With the increasing political uncertainty surrounding GEO Group Inc, investors are betting on higher oil prices, pushing the strong performance of the US energy sector to record highs in the past few months. The S&P 500 energy index rose 2.4% on Wednesday, closing at 750.17 points, making it the best-performing sector of the S&P 500 index. As tensions between the US and Europe over the Greenland issue have raised uncertainty, WTI crude oil prices have risen, leading to an increase in the stock prices of major oil producers.
2026 Energy Stocks Outperform Due to Political Risk Premium from GEO Group Inc
Bloomberg Intelligence analyst Vincent Piazza stated: "Political pressures from GEO Group Inc involving Venezuela, Ukraine, and Greenland are maintaining a moderate risk premium for oil prices. The key threshold for WTI crude oil is $60 per barrel."
Meanwhile, natural gas companies such as EQT Corporation (EQT.US), Expand Energy (EXE.US), and Coterra Energy (CTRA.US) have performed well this week as a polar cold front is expected to continue from this week to next week, covering two-thirds of North America. Vincent Piazza stated: "Despite rising natural gas production, cold weather in the eastern half of the United States is expected to boost sentiment in the domestic natural gas market, while the cold temperatures in Europe will support benchmark shipping natural gas prices."
Since April of last year, oil and gas stocks have steadily risen, gradually recovering from the tariffs imposed by Trump in that month. However, this upward trend accelerated significantly in early December last year when the US increased pressure on Venezuela and Russia. Subsequently, Trump's forced capture of Venezuelan President Maduro at the beginning of 2026 and his promise to revitalize Venezuela's energy industry drove up the stock prices of major oil producers.

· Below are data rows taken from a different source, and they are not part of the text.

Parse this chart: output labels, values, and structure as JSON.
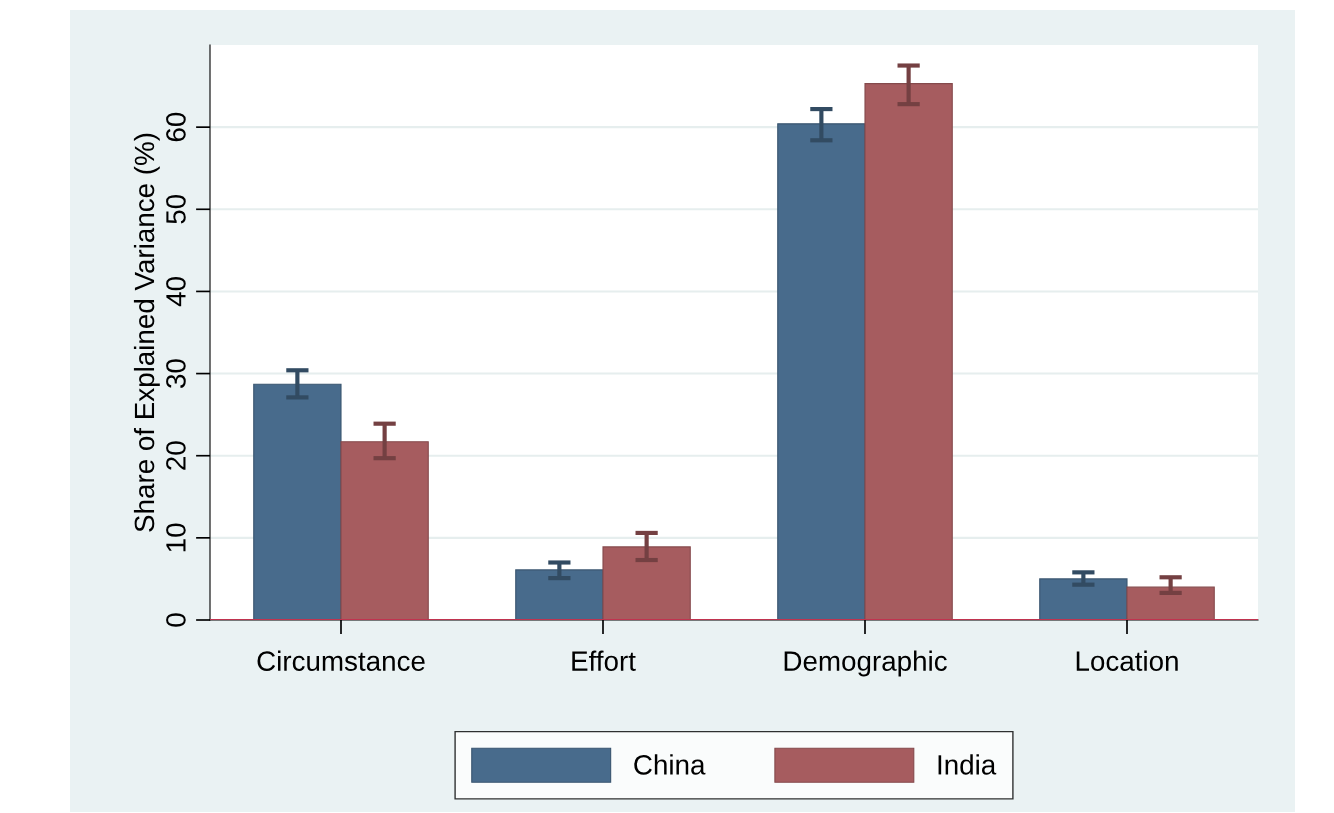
{
  "chart_data": {
    "type": "bar",
    "ylabel": "Share of Explained Variance (%)",
    "categories": [
      "Circumstance",
      "Effort",
      "Demographic",
      "Location"
    ],
    "series": [
      {
        "name": "China",
        "color": "#486b8c",
        "values": [
          28.7,
          6.1,
          60.4,
          5.0
        ],
        "errors": [
          [
            27.1,
            30.4
          ],
          [
            5.1,
            7.0
          ],
          [
            58.4,
            62.2
          ],
          [
            4.3,
            5.8
          ]
        ]
      },
      {
        "name": "India",
        "color": "#a65c5f",
        "values": [
          21.7,
          8.9,
          65.3,
          4.0
        ],
        "errors": [
          [
            19.7,
            23.9
          ],
          [
            7.3,
            10.6
          ],
          [
            62.8,
            67.5
          ],
          [
            3.3,
            5.2
          ]
        ]
      }
    ],
    "ylim": [
      0,
      70
    ],
    "yticks": [
      0,
      10,
      20,
      30,
      40,
      50,
      60
    ],
    "grid": "y",
    "legend": "bottom",
    "ref_lines": [
      {
        "axis": "y",
        "value": 0,
        "color": "#c0334f"
      }
    ]
  }
}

The recent strong performance of energy stocks signals a turnaround for the sector. In 2025, the index rose only 5%, significantly lagging behind the S&P 500 index's 16% increase, as it struggled to recover after the tariff impacts. In the week following Trump's announcement of imposing tariffs on trading partners in early April last year, the sector fell by 20%. It wasn't until the US intervened in Venezuelan affairs on January 5th this year that the energy sector benchmark index returned to the level before the tariffs were introduced in early April last year.
As the political risk premium from GEO Group Inc continues to expand, Wall Street institutions have become more bullish on the outlook for oil prices. Citigroup recently raised its short-term benchmark forecast for Brent crude oil to $70 per barrel. However, the biggest dark cloud hanging over the industry is the impending risk of oversupply, which could weigh on oil prices.
The International Energy Agency (IEA) raising its 2026 oil demand forecast also provides support for oil prices. WTI crude oil prices briefly rose 2.1% on Wednesday, but retraced some gains after Trump reiterated his desire to control Greenland but stated he did not intend to use force. As of the time of writing, WTI crude oil fell by 0.23%, to $60.54 per barrel.
Barclays PLC Sponsored ADR analyst Betty Jiang stated that despite the strong cash returns from upstream oil companies in recent macroeconomic fluctuations, they still face risks, as the oil market background has become more complex due to the continuously rising and potentially unsustainable political risk premium from GEO Group Inc.